Aquí, el camino da una vuelta pronunciada: si me permite llamarlos así, haya dos mundos parecidos pero no idénticos: el de las novelas que conforman la hasta ahora inconclusa serie bibliográfica de Juego de Tronos, y la serie propiamente dicha. De por sí, narrar en una temporada todo lo que pasaba en uno de los volúmenes, el que usted elija, era una tarea imposible y por eso el trabajo se llama adaptación. Y al adaptarlo, algunos personajes cobran más color, fuerza y relevancia que otros que son tanto o más interesantes. No es justo, en efecto, pero es que una adaptación no está pensada para ser justa sino para crear otro mundo, otra forma de contar la esencia de la misma historia pero sin muchos de los detalles que conforman la fuente original. A cambio, al cinéfilo o al televidente se nos ofrece, en el mejor de los casos, un producto visual que no desmerece en nada al lugar de donde proviene, como la adaptación cinematográfica de El nombre de la rosa, de Umberto Eco, contra la cual hay poco que decir salvo que el detallado fino no está porque no puede estar: es otro lenguaje y emplea otras convenciones.

La serie que nos ocupa sí se apega al espíritu de las novelas en que se sustenta, algo nada sencillo porque la creatividad del enorme R.R. Martin es laberíntica, muy colorida en ocasiones y en otras oscura, atentísima al detalle no sólo de las acciones que conforman a sus personajes sino de los hechos pequeños que van modelando no sólo la historia general sino las múltiples historias de los reinos y de las mitologías que cada uno lleva a cuestas. Martin tiene la mente maestra de un antiguo relojero que no conforme con su oficio se sostiene en él para crear seres que funcionan al inicio con la mecánica de un reloj y luego, cuando los deja andar por el mundo que les ha creado, les prende el alma y tenemos ante los ojos de lector, ante nuestros ojos, a personajes que se convierten en personas.

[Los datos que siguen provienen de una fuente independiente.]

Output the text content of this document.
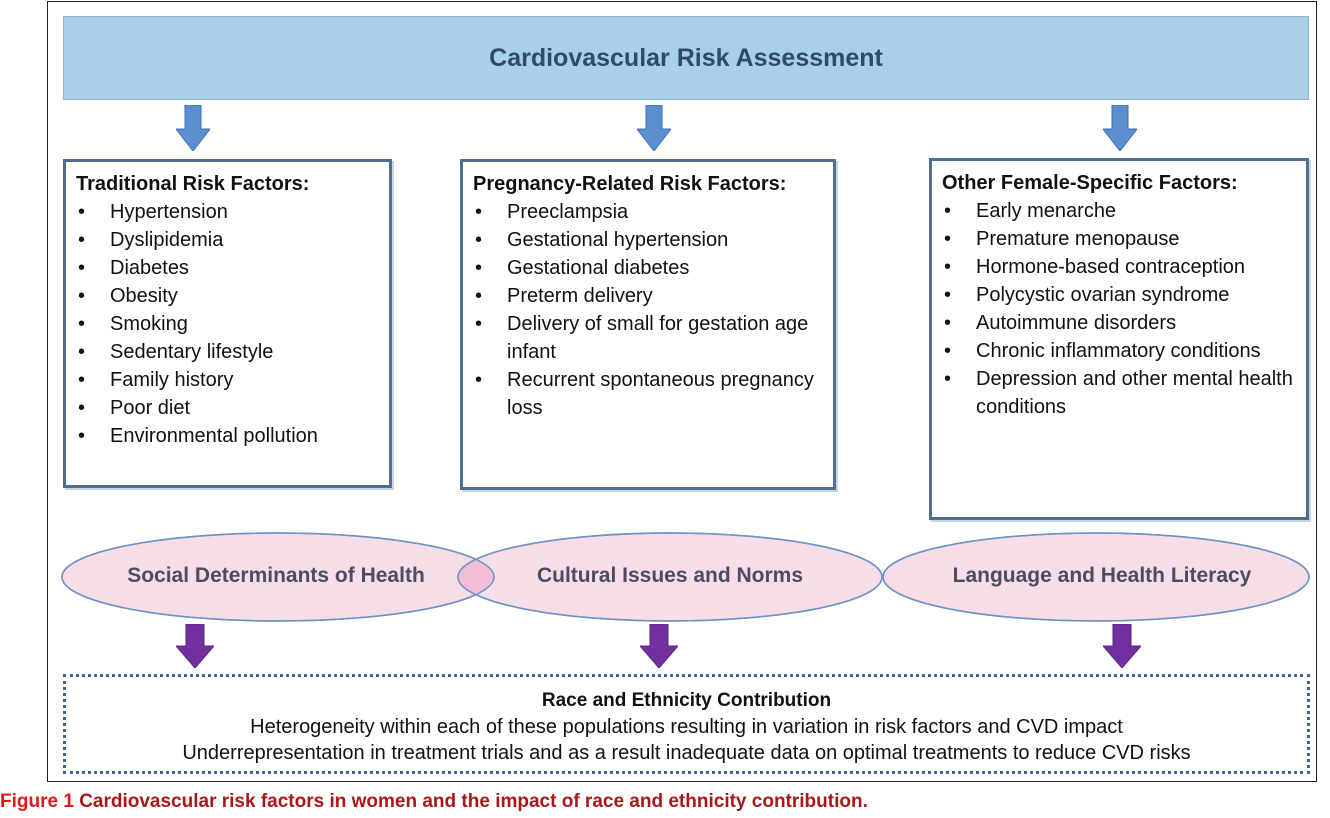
Cardiovascular Risk Assessment
Traditional Risk Factors:
• Hypertension
• Dyslipidemia
• Diabetes
• Obesity
• Smoking
• Sedentary lifestyle
• Family history
• Poor diet
• Environmental pollution
Pregnancy-Related Risk Factors:
• Preeclampsia
• Gestational hypertension
• Gestational diabetes
• Preterm delivery
• Delivery of small for gestation age infant
• Recurrent spontaneous pregnancy loss
Other Female-Specific Factors:
• Early menarche
• Premature menopause
• Hormone-based contraception
• Polycystic ovarian syndrome
• Autoimmune disorders
• Chronic inflammatory conditions
• Depression and other mental health conditions
Social Determinants of Health	Cultural Issues and Norms	Language and Health Literacy
Race and Ethnicity Contribution
Heterogeneity within each of these populations resulting in variation in risk factors and CVD impact
Underrepresentation in treatment trials and as a result inadequate data on optimal treatments to reduce CVD risks
Figure 1 Cardiovascular risk factors in women and the impact of race and ethnicity contribution.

Pero, oh, madre de todas las desgracias: sobrevino lo impensable: la serie rebasó en cuanto a temporalidad y a hechos a las novelas, las dejó atrás y empezó a cabalgar en su propia montura, ciertamente guiada de acuerdo con las reglas de Martin, pero ya no basada en una novela firme y concreta. Para entonces, el fenómeno de Juego de Tronos era ya mundial, y lo único que le pedíamos a la inexistente providencia los adictos a la saga era que el autor vigilase sus niveles de triglicéridos, colesterol y azúcar, que su electrocardiograma saliera tan limpio como el de un hombre de 20 años dedicado al deporte de alto rendimiento. Lo queríamos vivo y saludable, pues, para que si de todos modos se iba a terminar el hechizo que nos vendió —y que nosotros compramos como yonquis y nos lo pusimos directo a la vena—, al menos fuera exactamente bajo sus honorables leyes de escritura.

Pero el libro que debía dar el cerrojazo a la enorme historia no llegaba, y no llegaba y no llegó y a saber cuándo llegará. Por eso es que Juego de Tronos tiene un final, pero no es el único ni es el definitivo: el verdadero estará en el último volumen que le dedique, que lo mismo puede ser uno que dos o tres porque con Martin y su monstruosa capacidad escritural no sabe uno a qué atenerse salvo a que la droga de su prosa surta efecto.

Así que la esperanza ahí está: la esperanza, ésa que muere al último, es un dragón nada sencillo de vencer. Por lo pronto, la televisora ofreció metadona para ir aterrizando y dejar las drogas duras a través de precuelas y desarrollo de historias secundarias, pero no basta porque los seres humanos, todos, buscamos soñar despiertos a costa de lo que sea, y las series televisivas son para ello la mejor forma contemporánea a la par que la literatura.

Así pues, alabado señor George R.R. Martin: háganos llegar la última dosis de su pócima a velocidad de crucero, o lo que es lo mismo para que lo sepan en su momento los mexicanos que todavía usan biberón: ¡Fierro por la 300!